Allein im deutschen Sprachraum wurden seitdem über 200 Häuser oder Wohnungen von Schriftstellern durch private oder öffentliche Initiativen zu Gedenkstätten und/oder Museen gestaltet. Viele dieser Dichterhäuser haben sich zu Besuchermagneten entwickelt und übernahmen gerade in kleineren Städten oder ländlichen Regionen eine wichtige Funktion im kulturellen und literarischen Leben. Die kulturpolitische Bedeutung dieser Dichterhäuser lässt sich vielfach allein schon daran ablesen, dass sie um Museen, Archive, Bibliotheken und Forschungseinrichtungen, inzwischen auch um Literaturzentren oder nationale Literaturmuseen wie in Weimar (Goethe-Nationalmuseum), Frankfurt/Main (Deutsches Romantik-Museum, ab 2019), Marbach/Neckar (Schiller-Nationalmuseum, Literaturmuseum der Moderne) oder in Wien (Literaturmuseum der Österreichischen Nationalbibliothek im Grillparzerhaus) ergänzt worden sind. An diesen Orten findet auf vielfältige Weise eine Vermittlung zwischen dem Haus, seinem früheren Bewohner, seiner Biographie, seinem Werk und dem Besucher statt, der entweder als interessierter Tourist neugierig die Begegnung mit einer Welt wünscht, die er bereits aus den Texten des Autors zu kennen glaubt, oder als Wissenschaftler authentische Objekte oder spezifisches Forschungsmaterial sucht.

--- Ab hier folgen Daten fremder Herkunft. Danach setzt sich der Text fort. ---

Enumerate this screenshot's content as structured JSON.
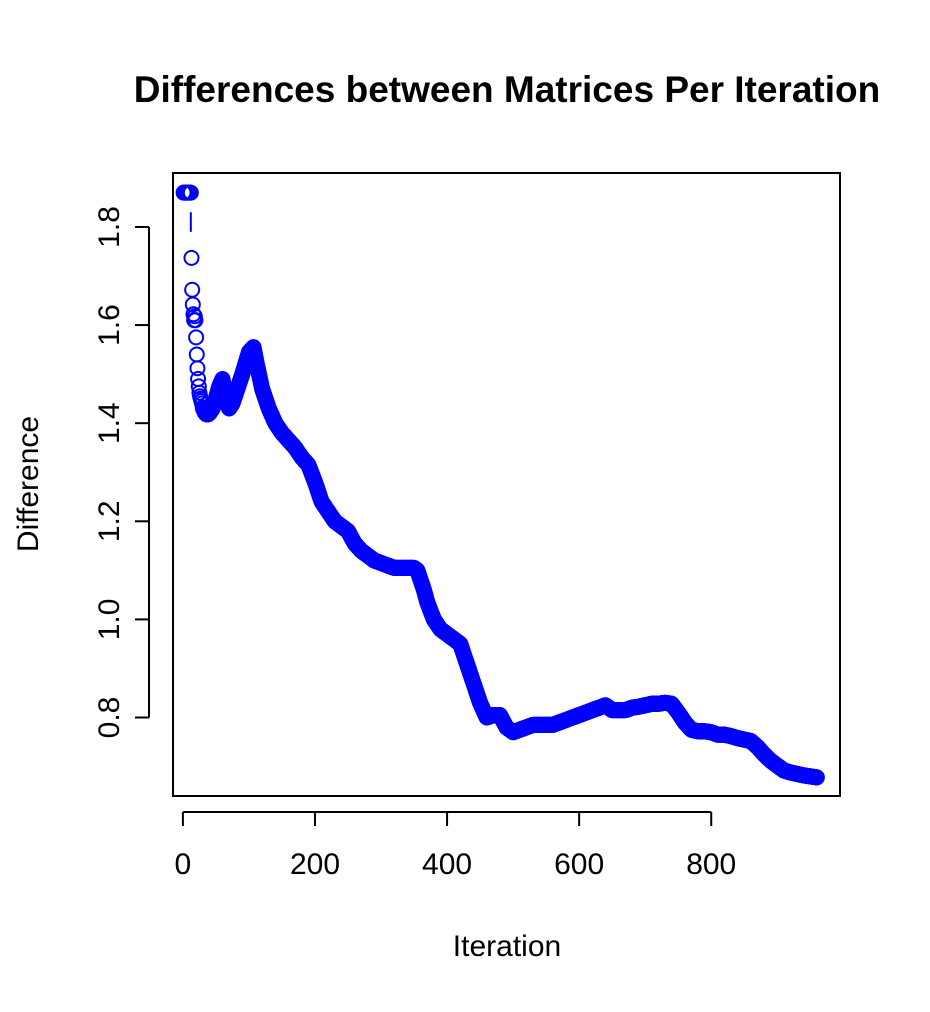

Viele dieser Institutionen fungieren heute ausdrücklich als ›Schaufenster‹, die Blicke in Archive oder Magazine ermöglichen, indem sie dem Besucher in Ausstellungen ausgewählte Exponate ihrer wertvollen Bestände zeigen, die sonst aus konservatorischen Gründen kaum für die Allgemeinheit zugänglich sind.

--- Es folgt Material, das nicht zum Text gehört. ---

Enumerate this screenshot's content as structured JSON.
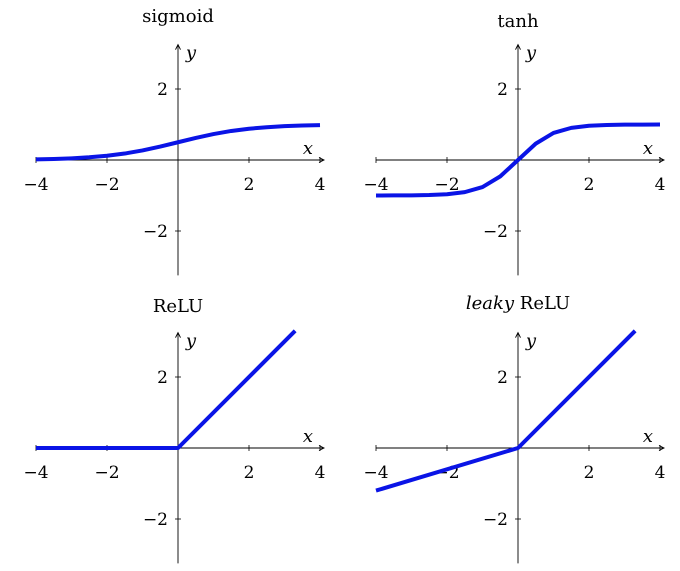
{
  "chart_data": [
    {
      "type": "line",
      "title": "sigmoid",
      "title_prefix": "",
      "xlabel": "x",
      "ylabel": "y",
      "xlim": [
        -4,
        4
      ],
      "ylim": [
        -3.25,
        3.25
      ],
      "xticks": [
        -4,
        -2,
        2,
        4
      ],
      "yticks": [
        -2,
        2
      ],
      "xtick_labels": [
        "−4",
        "−2",
        "2",
        "4"
      ],
      "ytick_labels": [
        "−2",
        "2"
      ],
      "series": [
        {
          "color": "#0a14e6",
          "x": [
            -4,
            -3.5,
            -3,
            -2.5,
            -2,
            -1.5,
            -1,
            -0.5,
            0,
            0.5,
            1,
            1.5,
            2,
            2.5,
            3,
            3.5,
            4
          ],
          "y": [
            0.018,
            0.029,
            0.047,
            0.076,
            0.119,
            0.182,
            0.269,
            0.378,
            0.5,
            0.622,
            0.731,
            0.818,
            0.881,
            0.924,
            0.953,
            0.971,
            0.982
          ]
        }
      ]
    },
    {
      "type": "line",
      "title": "tanh",
      "title_prefix": "",
      "xlabel": "x",
      "ylabel": "y",
      "xlim": [
        -4,
        4
      ],
      "ylim": [
        -3.25,
        3.25
      ],
      "xticks": [
        -4,
        -2,
        2,
        4
      ],
      "yticks": [
        -2,
        2
      ],
      "xtick_labels": [
        "−4",
        "−2",
        "2",
        "4"
      ],
      "ytick_labels": [
        "−2",
        "2"
      ],
      "series": [
        {
          "color": "#0a14e6",
          "x": [
            -4,
            -3.5,
            -3,
            -2.5,
            -2,
            -1.5,
            -1,
            -0.5,
            0,
            0.5,
            1,
            1.5,
            2,
            2.5,
            3,
            3.5,
            4
          ],
          "y": [
            -0.999,
            -0.998,
            -0.995,
            -0.987,
            -0.964,
            -0.905,
            -0.762,
            -0.462,
            0,
            0.462,
            0.762,
            0.905,
            0.964,
            0.987,
            0.995,
            0.998,
            0.999
          ]
        }
      ]
    },
    {
      "type": "line",
      "title": "ReLU",
      "title_prefix": "",
      "xlabel": "x",
      "ylabel": "y",
      "xlim": [
        -4,
        4
      ],
      "ylim": [
        -3.25,
        3.25
      ],
      "xticks": [
        -4,
        -2,
        2,
        4
      ],
      "yticks": [
        -2,
        2
      ],
      "xtick_labels": [
        "−4",
        "−2",
        "2",
        "4"
      ],
      "ytick_labels": [
        "−2",
        "2"
      ],
      "series": [
        {
          "color": "#0a14e6",
          "x": [
            -4,
            0,
            3.3
          ],
          "y": [
            0,
            0,
            3.3
          ]
        }
      ]
    },
    {
      "type": "line",
      "title": "ReLU",
      "title_prefix": "leaky",
      "xlabel": "x",
      "ylabel": "y",
      "xlim": [
        -4,
        4
      ],
      "ylim": [
        -3.25,
        3.25
      ],
      "xticks": [
        -4,
        -2,
        2,
        4
      ],
      "yticks": [
        -2,
        2
      ],
      "xtick_labels": [
        "−4",
        "−2",
        "2",
        "4"
      ],
      "ytick_labels": [
        "−2",
        "2"
      ],
      "series": [
        {
          "color": "#0a14e6",
          "x": [
            -4,
            0,
            3.3
          ],
          "y": [
            -1.2,
            0,
            3.3
          ]
        }
      ]
    }
  ]
}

Die Lebensumstände, Gewohnheiten und das Schaffen eines literarisch tätigen Menschen erschließt sich freilich nicht automatisch durch das Betrachten von Wohn-, Arbeits- und Schlafzimmern oder von Porträts, Büchern, Manuskripten, Schreibutensilien, Brillen, Musikinstrumenten, Kleidern, Haarlocken, Möbeln oder Geschirr. Dennoch haben Räume und »abgelebte Dinge«[3] eine Anziehungskraft, die wir mit dem Auf und Ab eines Lebenslaufes verknüpfen und die uns den Dichter »als Menschen zeigen«.[4] Gleichzeitig wollen wir die Entstehung von (Kunst-)Werken in eben diesen Räumen verorten und das Umfeld des kreativen Prozesses kennenlernen und verstehen. Arbeitszimmer sind naturgemäß das Zentrum eines Dichterhauses. Besucher schenkten ihnen schon immer eine gesteigerte Aufmerksamkeit, weil Schreiborte mit einer beinahe mystischen Aura von Kreativität umgeben zu sein scheinen. Ausstellungen, Führungen oder multimediale Präsentationen versuchen uns genau diese Aspekte zu vermitteln, um »einen Hauch« der »einstigen Vitalität«[5] aufscheinen zu lassen, die hier geherrscht hat. Das Dichterhaus ist ein geeignetes Medium, das zwischen dem Autor, seinem literarischen Schaffen und dem Leser eine Brücke baut und damit unser Interesse an Literatur aufs Neue weckt.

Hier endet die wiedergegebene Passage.